In response to:

The Party Line from the March 21, 2024 issue

To the Editors:

The conditions experienced by foreign journalists in Russia worsened well before Vladimir Putin’s full-scale invasion of Ukraine. I arrived in Moscow as The Guardian’s bureau chief in 2007, two decades after Jonathan Steele [“The Party Line,” NYR, March 21] did the same job for the same British newspaper. Within months, unpromising young men in black leather jackets followed me in the street. There was a series of demonstrative break-ins at our family apartment. We were bugged, the UK embassy advised. The FSB—the main domestic successor to the KGB—summoned me for an interview in Lefortovo, the Moscow pretrial detention center where the Wall Street Journal reporter Evan Gershkovich is currently incarcerated. Under Putin, Soviet-style methods of intimidation came back. In 2011 the Kremlin deported me from the country. It subsequently expelled other reporters, and as Steele correctly says, most US and UK newspapers have now exited Russia.

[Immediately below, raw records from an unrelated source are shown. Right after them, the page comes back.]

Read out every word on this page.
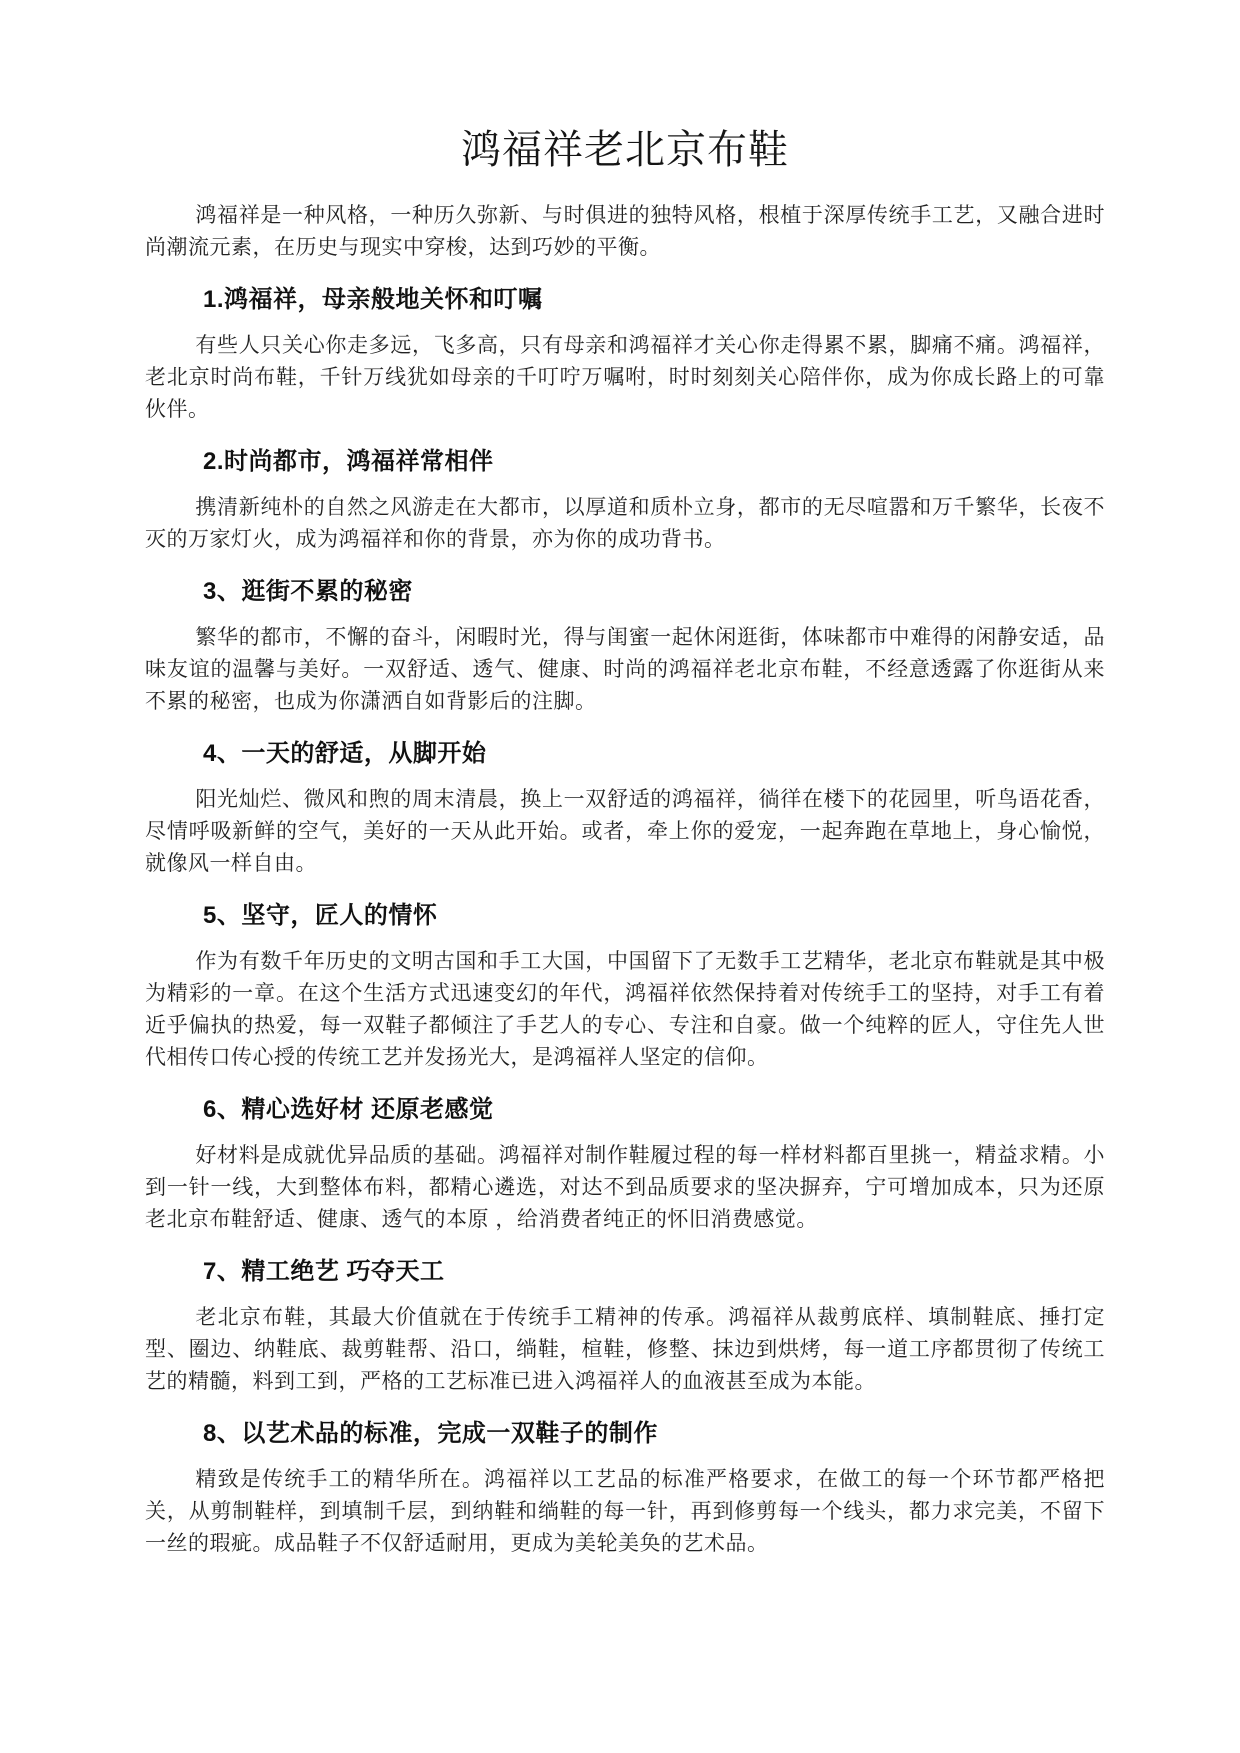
鸿福祥老北京布鞋

鸿福祥是一种风格，一种历久弥新、与时俱进的独特风格，根植于深厚传统手工艺，又融合进时尚潮流元素，在历史与现实中穿梭，达到巧妙的平衡。

1.鸿福祥，母亲般地关怀和叮嘱

有些人只关心你走多远，飞多高，只有母亲和鸿福祥才关心你走得累不累，脚痛不痛。鸿福祥，老北京时尚布鞋，千针万线犹如母亲的千叮咛万嘱咐，时时刻刻关心陪伴你，成为你成长路上的可靠伙伴。

2.时尚都市，鸿福祥常相伴

携清新纯朴的自然之风游走在大都市，以厚道和质朴立身，都市的无尽喧嚣和万千繁华，长夜不灭的万家灯火，成为鸿福祥和你的背景，亦为你的成功背书。

3、逛街不累的秘密

繁华的都市，不懈的奋斗，闲暇时光，得与闺蜜一起休闲逛街，体味都市中难得的闲静安适，品味友谊的温馨与美好。一双舒适、透气、健康、时尚的鸿福祥老北京布鞋，不经意透露了你逛街从来不累的秘密，也成为你潇洒自如背影后的注脚。

4、一天的舒适，从脚开始

阳光灿烂、微风和煦的周末清晨，换上一双舒适的鸿福祥，徜徉在楼下的花园里，听鸟语花香，尽情呼吸新鲜的空气，美好的一天从此开始。或者，牵上你的爱宠，一起奔跑在草地上，身心愉悦，就像风一样自由。

5、坚守，匠人的情怀

作为有数千年历史的文明古国和手工大国，中国留下了无数手工艺精华，老北京布鞋就是其中极为精彩的一章。在这个生活方式迅速变幻的年代，鸿福祥依然保持着对传统手工的坚持，对手工有着近乎偏执的热爱，每一双鞋子都倾注了手艺人的专心、专注和自豪。做一个纯粹的匠人，守住先人世代相传口传心授的传统工艺并发扬光大，是鸿福祥人坚定的信仰。

6、精心选好材 还原老感觉

好材料是成就优异品质的基础。鸿福祥对制作鞋履过程的每一样材料都百里挑一，精益求精。小到一针一线，大到整体布料，都精心遴选，对达不到品质要求的坚决摒弃，宁可增加成本，只为还原老北京布鞋舒适、健康、透气的本原 ，给消费者纯正的怀旧消费感觉。

7、精工绝艺 巧夺天工

老北京布鞋，其最大价值就在于传统手工精神的传承。鸿福祥从裁剪底样、填制鞋底、捶打定型、圈边、纳鞋底、裁剪鞋帮、沿口，绱鞋，楦鞋，修整、抹边到烘烤，每一道工序都贯彻了传统工艺的精髓，料到工到，严格的工艺标准已进入鸿福祥人的血液甚至成为本能。

8、以艺术品的标准，完成一双鞋子的制作

精致是传统手工的精华所在。鸿福祥以工艺品的标准严格要求，在做工的每一个环节都严格把关，从剪制鞋样，到填制千层，到纳鞋和绱鞋的每一针，再到修剪每一个线头，都力求完美，不留下一丝的瑕疵。成品鞋子不仅舒适耐用，更成为美轮美奂的艺术品。
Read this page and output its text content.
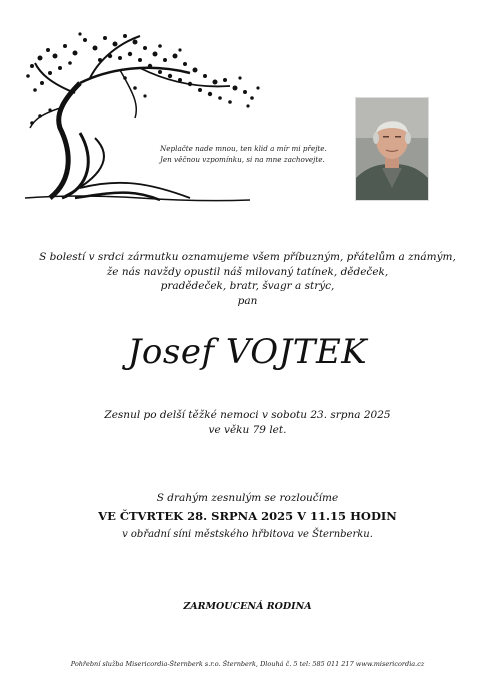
Neplačte nade mnou, ten klid a mír mi přejte.
Jen věčnou vzpomínku, si na mne zachovejte.
S bolestí v srdci zármutku oznamujeme všem příbuzným, přátelům a známým,
že nás navždy opustil náš milovaný tatínek, dědeček,
pradědeček, bratr, švagr a strýc,
pan
Josef VOJTEK
Zesnul po delší těžké nemoci v sobotu 23. srpna 2025
ve věku 79 let.
S drahým zesnulým se rozloučíme
VE ČTVRTEK 28. SRPNA 2025 V 11.15 HODIN
v obřadní síni městského hřbitova ve Šternberku.
ZARMOUCENÁ RODINA
Pohřební služba Misericordia-Šternberk s.r.o. Šternberk, Dlouhá č. 5 tel: 585 011 217 www.misericordia.cz
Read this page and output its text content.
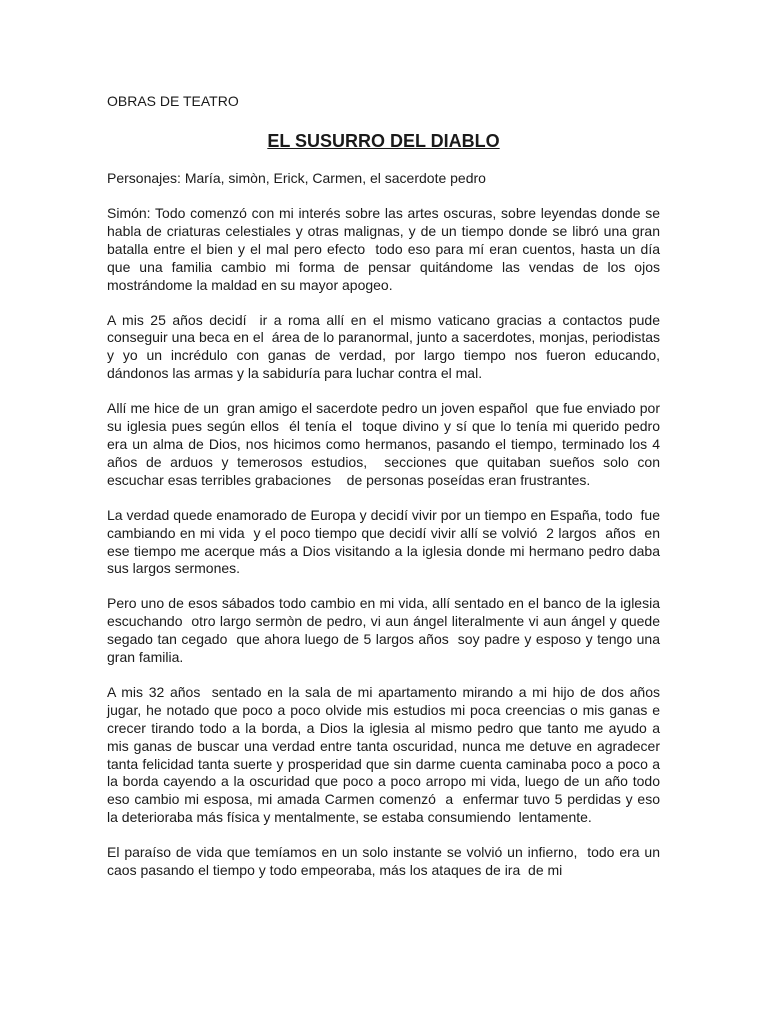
OBRAS DE TEATRO

EL SUSURRO DEL DIABLO

Personajes: María, simòn, Erick, Carmen, el sacerdote pedro

Simón: Todo comenzó con mi interés sobre las artes oscuras, sobre leyendas donde se habla de criaturas celestiales y otras malignas, y de un tiempo donde se libró una gran batalla entre el bien y el mal pero efecto  todo eso para mí eran cuentos, hasta un día que una familia cambio mi forma de pensar quitándome las vendas de los ojos mostrándome la maldad en su mayor apogeo.

A mis 25 años decidí  ir a roma allí en el mismo vaticano gracias a contactos pude conseguir una beca en el  área de lo paranormal, junto a sacerdotes, monjas, periodistas y yo un incrédulo con ganas de verdad, por largo tiempo nos fueron educando, dándonos las armas y la sabiduría para luchar contra el mal.

Allí me hice de un  gran amigo el sacerdote pedro un joven español  que fue enviado por su iglesia pues según ellos  él tenía el  toque divino y sí que lo tenía mi querido pedro era un alma de Dios, nos hicimos como hermanos, pasando el tiempo, terminado los 4 años de arduos y temerosos estudios,  secciones que quitaban sueños solo con escuchar esas terribles grabaciones    de personas poseídas eran frustrantes.

La verdad quede enamorado de Europa y decidí vivir por un tiempo en España, todo  fue cambiando en mi vida  y el poco tiempo que decidí vivir allí se volvió  2 largos  años  en ese tiempo me acerque más a Dios visitando a la iglesia donde mi hermano pedro daba sus largos sermones.

Pero uno de esos sábados todo cambio en mi vida, allí sentado en el banco de la iglesia escuchando  otro largo sermòn de pedro, vi aun ángel literalmente vi aun ángel y quede segado tan cegado  que ahora luego de 5 largos años  soy padre y esposo y tengo una gran familia.

A mis 32 años  sentado en la sala de mi apartamento mirando a mi hijo de dos años jugar, he notado que poco a poco olvide mis estudios mi poca creencias o mis ganas e crecer tirando todo a la borda, a Dios la iglesia al mismo pedro que tanto me ayudo a mis ganas de buscar una verdad entre tanta oscuridad, nunca me detuve en agradecer tanta felicidad tanta suerte y prosperidad que sin darme cuenta caminaba poco a poco a la borda cayendo a la oscuridad que poco a poco arropo mi vida, luego de un año todo eso cambio mi esposa, mi amada Carmen comenzó  a  enfermar tuvo 5 perdidas y eso la deterioraba más física y mentalmente, se estaba consumiendo  lentamente.

El paraíso de vida que temíamos en un solo instante se volvió un infierno,  todo era un caos pasando el tiempo y todo empeoraba, más los ataques de ira  de mi
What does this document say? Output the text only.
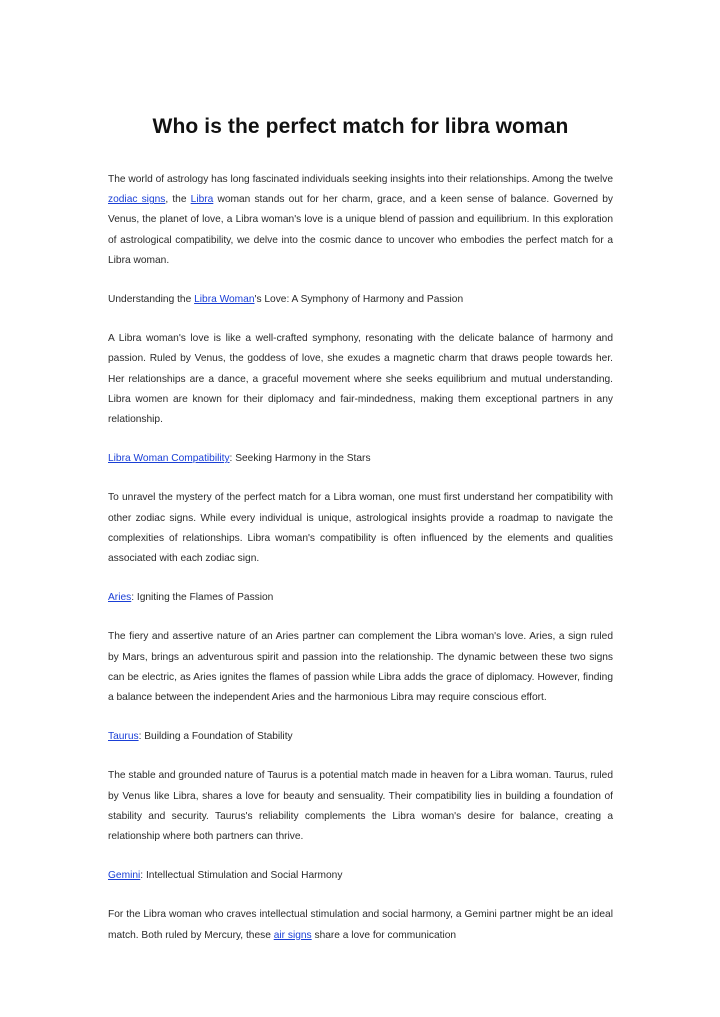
Who is the perfect match for libra woman

The world of astrology has long fascinated individuals seeking insights into their relationships. Among the twelve zodiac signs, the Libra woman stands out for her charm, grace, and a keen sense of balance. Governed by Venus, the planet of love, a Libra woman's love is a unique blend of passion and equilibrium. In this exploration of astrological compatibility, we delve into the cosmic dance to uncover who embodies the perfect match for a Libra woman.

Understanding the Libra Woman's Love: A Symphony of Harmony and Passion

A Libra woman's love is like a well-crafted symphony, resonating with the delicate balance of harmony and passion. Ruled by Venus, the goddess of love, she exudes a magnetic charm that draws people towards her. Her relationships are a dance, a graceful movement where she seeks equilibrium and mutual understanding. Libra women are known for their diplomacy and fair-mindedness, making them exceptional partners in any relationship.

Libra Woman Compatibility: Seeking Harmony in the Stars

To unravel the mystery of the perfect match for a Libra woman, one must first understand her compatibility with other zodiac signs. While every individual is unique, astrological insights provide a roadmap to navigate the complexities of relationships. Libra woman's compatibility is often influenced by the elements and qualities associated with each zodiac sign.

Aries: Igniting the Flames of Passion

The fiery and assertive nature of an Aries partner can complement the Libra woman's love. Aries, a sign ruled by Mars, brings an adventurous spirit and passion into the relationship. The dynamic between these two signs can be electric, as Aries ignites the flames of passion while Libra adds the grace of diplomacy. However, finding a balance between the independent Aries and the harmonious Libra may require conscious effort.

Taurus: Building a Foundation of Stability

The stable and grounded nature of Taurus is a potential match made in heaven for a Libra woman. Taurus, ruled by Venus like Libra, shares a love for beauty and sensuality. Their compatibility lies in building a foundation of stability and security. Taurus's reliability complements the Libra woman's desire for balance, creating a relationship where both partners can thrive.

Gemini: Intellectual Stimulation and Social Harmony

For the Libra woman who craves intellectual stimulation and social harmony, a Gemini partner might be an ideal match. Both ruled by Mercury, these air signs share a love for communication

This gloomy experience is in contrast to Ukraine, where correspondents are free to report, to live, and to travel. Steele claims that there may be more “media manipulation” in Kyiv than in Moscow and says Western journalists have made no “sustained effort” to investigate the death toll among Ukrainian soldiers. This is unfair. In February, in response to a reporter’s question, President Volodymyr Zelensky admitted that 31,000 soldiers have died. Many think this is an underestimate. In a recent piece for The Guardian, I quote a Ukrainian paramedic who told me, “If you don’t recover a body, death is not confirmed.”* The reason, meanwhile, why Western journalists do not advocate a “cease-fire and negotiations” with Russia has nothing to do with “self-censorship,” as Steele alleges. Ukrainians note that Putin’s war plan—to subjugate Ukraine and to seize as much of its territory as possible—is unchanged. They believe that Russia would use any “deal” to regroup and to prepare a further military attack.

Luke Harding
London, UK

Jonathan Steele replies:

My former colleague Luke Harding is right to say that many think Volodymyr Zelensky was giving an underestimate when in February he produced for the first time a specific figure for Ukrainian military deaths. But surely this uncertainty highlights the need for serious investigation of the issue by journalists and others.

Harding is wrong, however, to imply that all Ukrainians oppose calls for negotiations because they think Russia would use a deal to prepare for a future military attack. The much-respected Kyiv International Institute of Sociology conducts regular opinion polls. In May 2022, three months after the start of Putin’s illegal invasion, the institute found that 59 percent of Ukrainians wanted their government to engage in peace negotiations with Russia. Over the next few months, as Ukraine’s leadership talked up preparations for a big counteroffensive that would be launched in 2023, the public’s support for negotiations tailed off. It was down to 23 percent in January 2023. But the counteroffensive failed and the number of Ukrainians who want negotiations went back up to 42 percent in November 2023.

These important statistics show that millions of Ukrainians reject the official line that the war can only be ended by military means. The institute’s findings are rarely mentioned in the Western media either, through journalists’ ignorance or self-censorship.